La question reste donc ouverte : le groupe risque-t-il de perdre du terrain dans une course mondiale où chaque trimestre compte ? Ou, au contraire, adopte-t-il une posture plus réaliste, en attendant que le marché et les technologies arrivent à maturité ? Cette stratégie pourrait lui éviter des dépenses inutiles tout en lui laissant la possibilité de revenir dans la course au moment opportun, peut-être en se tournant vers des solutions externes ayant fait leurs preuves.

Les perspectives pour Stellantis et le marché

L’abandon du programme de conduite autonome de niveau 3 ne signifie pas un désintérêt total pour l’innovation logicielle.

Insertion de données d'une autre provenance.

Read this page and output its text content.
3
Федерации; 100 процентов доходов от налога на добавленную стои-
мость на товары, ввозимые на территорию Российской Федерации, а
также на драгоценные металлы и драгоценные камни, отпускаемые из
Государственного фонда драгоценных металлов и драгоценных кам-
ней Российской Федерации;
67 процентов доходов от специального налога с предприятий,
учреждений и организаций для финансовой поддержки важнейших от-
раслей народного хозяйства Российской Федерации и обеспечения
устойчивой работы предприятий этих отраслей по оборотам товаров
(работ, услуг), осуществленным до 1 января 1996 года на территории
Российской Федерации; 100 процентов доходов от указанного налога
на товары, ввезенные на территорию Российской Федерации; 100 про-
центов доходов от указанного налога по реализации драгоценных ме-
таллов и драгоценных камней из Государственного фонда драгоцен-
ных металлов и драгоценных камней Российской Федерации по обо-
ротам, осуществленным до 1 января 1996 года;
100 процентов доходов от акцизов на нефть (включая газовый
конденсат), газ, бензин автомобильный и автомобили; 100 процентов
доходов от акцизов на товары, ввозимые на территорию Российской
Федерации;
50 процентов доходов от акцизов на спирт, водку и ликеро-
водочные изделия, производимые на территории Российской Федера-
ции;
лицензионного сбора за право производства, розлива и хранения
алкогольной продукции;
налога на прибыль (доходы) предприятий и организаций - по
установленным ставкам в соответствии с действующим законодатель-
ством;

Stellantis continue de miser sur ses plateformes numériques et sur le développement de services embarqués.

L’entreprise pourrait également privilégier des partenariats avec des acteurs technologiques spécialisés afin d’intégrer, plus tard, des solutions avancées sans supporter seule l’intégralité des coûts.

Cette décision reflète un constat partagé par plusieurs acteurs : la véritable conduite autonome reste encore éloignée. Entre exigences réglementaires, acceptabilité sociale et faisabilité technique, l’arrivée de véhicules totalement autonomes sur nos routes prendra plus de temps que prévu.